They were known as the elephant and the dove. Diego Rivera was larger than life, expansive, a fervent nationalist, communist and revolutionary, and a painter of giant frescoes on grandiose themes like the birth of Mexico and national identity. Frida Kahlo was physically fragile, a victim of polio as a child and a near-fatal bus accident when she was just 18 that left her body broken. In her later years, she wore a rigid corset to stand and walk, and was often confined by illness to the house where she was born, lived and died, but she was mentally steeled, a revolutionary and feminist before feminism was fashionable and an unflinching painter of inner suffering.
The couple was at the center of Mexico’s intellectual and cultural elite through the middle decades of the 20th century. They married, divorced and remarried in a whorl of turbulent passions – he was a womanizer, she bisexual – that mirrored the conflicts of the times. She once remarked that she’d suffered two disastrous accidents in her life – Rivera being the second. And through it all, they painted.
A long-awaited exhibition of their work, “Frida Kahlo/Diego Rivera: L’Art en Fusion,” at the Musée de l’Orangerie in Paris shows how much they had in common: political engagement, commitment to their art, and love of Mexico and its culture and people. It shows, too, how far apart they were. He was classically trained, and his work was often monumental and political, but it was insider art – brilliant but derivative, deeply painterly, part of the corpus of European modernism. Hers – often consisting of small, iconic, tortured self-portraits of impenetrable solitude – was autobiographical, stylistically apart, voluntarily naïf.
The exhibition brings their voices together in a two-part contrapuntal fugue with, as an overture, a selection of Rivera’s paintings from his early years in Europe, before he met Kahlo. Influenced by Cezanne and Picasso, his landscapes and Cubist paintings are richly colored and textured, bursting with vibrant personality.
In the space at the entrance dedicated to archival material – photographs, a video and drawings – a small oil painting by Kahlo, “My Grandparents, My Parents and Me,” catches the eye. It’s a pictorial family tree; her mother, Matilde Calderón y González, in her wedding dress with her arm around her husband, looks directly out of the picture, while her father, Guillermo Wilhem Kahlo, looks aside. In front of her father, a young, naked Frida stands in the courtyard of the Blue House, her beloved home. She holds a red ribbon, attached to her maternal and paternal grandparents at the top of the painting.
Kahlo represents herself both as the naked girl and as a fetus in her mother’s womb. On the left of the painting is a Mexican desert landscape with cactuses and prickly pears; on the right, the ocean, leading to Europe. It is a portrait of a life as the heir and prisoner of two worlds.

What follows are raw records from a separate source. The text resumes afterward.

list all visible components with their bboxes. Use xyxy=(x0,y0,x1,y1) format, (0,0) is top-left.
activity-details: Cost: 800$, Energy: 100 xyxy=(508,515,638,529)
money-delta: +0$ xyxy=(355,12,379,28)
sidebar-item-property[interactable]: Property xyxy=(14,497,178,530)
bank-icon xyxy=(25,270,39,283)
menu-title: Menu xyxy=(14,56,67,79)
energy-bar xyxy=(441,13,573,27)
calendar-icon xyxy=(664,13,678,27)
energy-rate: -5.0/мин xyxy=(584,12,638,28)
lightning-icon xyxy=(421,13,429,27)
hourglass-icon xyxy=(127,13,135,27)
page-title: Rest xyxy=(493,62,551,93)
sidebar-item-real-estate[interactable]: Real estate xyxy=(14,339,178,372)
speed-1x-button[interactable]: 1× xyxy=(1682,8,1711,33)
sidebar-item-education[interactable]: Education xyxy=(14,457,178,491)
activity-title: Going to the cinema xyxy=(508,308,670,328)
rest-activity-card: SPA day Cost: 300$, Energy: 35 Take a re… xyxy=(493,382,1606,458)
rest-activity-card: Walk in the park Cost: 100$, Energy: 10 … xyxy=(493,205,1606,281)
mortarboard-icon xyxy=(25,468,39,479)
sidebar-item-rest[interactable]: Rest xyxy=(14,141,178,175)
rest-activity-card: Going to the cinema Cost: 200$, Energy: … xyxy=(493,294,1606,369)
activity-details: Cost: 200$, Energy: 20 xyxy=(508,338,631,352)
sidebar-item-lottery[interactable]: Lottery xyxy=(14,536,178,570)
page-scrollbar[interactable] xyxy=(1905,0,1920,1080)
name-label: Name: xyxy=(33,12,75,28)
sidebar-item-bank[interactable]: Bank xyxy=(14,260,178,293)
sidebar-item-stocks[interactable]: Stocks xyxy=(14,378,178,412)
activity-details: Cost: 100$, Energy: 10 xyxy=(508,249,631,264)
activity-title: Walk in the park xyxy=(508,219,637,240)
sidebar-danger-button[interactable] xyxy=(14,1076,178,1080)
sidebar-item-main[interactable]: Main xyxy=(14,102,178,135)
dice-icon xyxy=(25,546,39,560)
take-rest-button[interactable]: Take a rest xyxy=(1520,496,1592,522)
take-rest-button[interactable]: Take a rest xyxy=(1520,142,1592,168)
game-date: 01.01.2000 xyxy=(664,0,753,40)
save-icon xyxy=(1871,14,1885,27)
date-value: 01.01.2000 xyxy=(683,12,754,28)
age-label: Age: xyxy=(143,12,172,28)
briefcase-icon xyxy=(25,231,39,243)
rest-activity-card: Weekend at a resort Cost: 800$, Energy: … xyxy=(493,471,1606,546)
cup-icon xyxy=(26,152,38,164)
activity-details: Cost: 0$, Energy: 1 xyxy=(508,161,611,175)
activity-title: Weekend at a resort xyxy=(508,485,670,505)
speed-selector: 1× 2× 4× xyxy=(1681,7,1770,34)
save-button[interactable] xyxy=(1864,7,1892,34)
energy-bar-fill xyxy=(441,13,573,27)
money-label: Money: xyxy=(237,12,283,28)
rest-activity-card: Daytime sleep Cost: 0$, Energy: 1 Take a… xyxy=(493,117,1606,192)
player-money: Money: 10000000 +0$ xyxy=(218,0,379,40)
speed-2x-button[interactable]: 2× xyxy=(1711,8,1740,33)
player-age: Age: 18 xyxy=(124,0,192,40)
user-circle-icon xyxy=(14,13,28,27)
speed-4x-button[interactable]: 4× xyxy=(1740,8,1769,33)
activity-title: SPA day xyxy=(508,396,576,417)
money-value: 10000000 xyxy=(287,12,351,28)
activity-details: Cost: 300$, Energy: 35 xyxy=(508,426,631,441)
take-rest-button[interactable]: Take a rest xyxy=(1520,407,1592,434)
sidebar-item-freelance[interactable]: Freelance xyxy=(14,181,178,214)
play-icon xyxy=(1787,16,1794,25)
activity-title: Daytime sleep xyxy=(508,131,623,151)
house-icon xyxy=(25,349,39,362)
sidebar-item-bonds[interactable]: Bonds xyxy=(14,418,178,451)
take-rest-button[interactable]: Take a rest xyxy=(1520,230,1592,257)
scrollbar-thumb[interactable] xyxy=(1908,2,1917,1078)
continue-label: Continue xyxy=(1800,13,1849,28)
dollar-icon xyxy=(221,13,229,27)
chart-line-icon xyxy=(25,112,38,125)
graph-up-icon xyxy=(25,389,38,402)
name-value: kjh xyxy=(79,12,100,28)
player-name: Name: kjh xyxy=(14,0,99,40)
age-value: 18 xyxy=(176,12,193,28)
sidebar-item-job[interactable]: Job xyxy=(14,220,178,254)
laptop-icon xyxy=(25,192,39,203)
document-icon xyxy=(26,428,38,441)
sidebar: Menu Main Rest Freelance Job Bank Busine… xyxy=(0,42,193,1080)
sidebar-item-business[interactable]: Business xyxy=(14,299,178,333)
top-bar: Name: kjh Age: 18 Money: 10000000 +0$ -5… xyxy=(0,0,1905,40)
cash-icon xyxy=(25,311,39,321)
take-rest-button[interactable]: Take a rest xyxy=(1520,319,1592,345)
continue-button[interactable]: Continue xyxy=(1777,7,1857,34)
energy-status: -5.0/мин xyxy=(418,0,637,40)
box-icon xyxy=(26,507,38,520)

The outer walls of the central space alternate full-scale reproductions of monumental frescoes by Rivera with his easel-sized paintings, many from the museum collection of his friend and wealthy patron Dolores Olmedo Patiño. There are also some remarkable still lifes by Kahlo that show how Rivera influenced her work over time.
The heart of the show is a blue-colored enclosed central area containing Kahlo’s most iconic works, including perhaps the most famous and disquieting, “La Colonne Brisé,” painted in 1944 during one of her many hospitalizations. The artist depicts herself in the steel corset that she then wore, pierced with nails like the martyred Saint Sebastian. In the background, an earthquake-devastated landscape symbolizes her physical and spiritual pain. She had had three miscarriages, a result of her accident, and painted them in bloody detail.
Yet, for all the anguish, she remained indomitable. Even when bedridden or in a wheelchair, she painted, and photos from that time always show her adorned with her signature headdress, multiple rings and varnished nails. Her zest for life remained intact. Her last painting, “Viva la Vida” (1954), took its name from the inscription she wrote on it. She died soon after, at the age of 47, at home in the Blue House.
During their lifetimes, Rivera was internationally famous, while Kahlo was something of a cult secret outside of Mexico, where many revered her. But in the last 30 years, Kahlo has emerged from the shadows and is now broadly recognized as both a symbol of feminist courage and a genuinely original talent.
Initially scheduled to be shown in 2011 as part of a year of Franco-Mexican cultural exchanges, the exhibition was one of many to be postponed as a result of an ill-tempered and ill-timed diplomatic tiff between the two countries. So, it’s been a long time coming – and if you mean to see it, you may have another wait. The entry lines are long. To catch this show, be prepared to start early and perhaps suffer a little.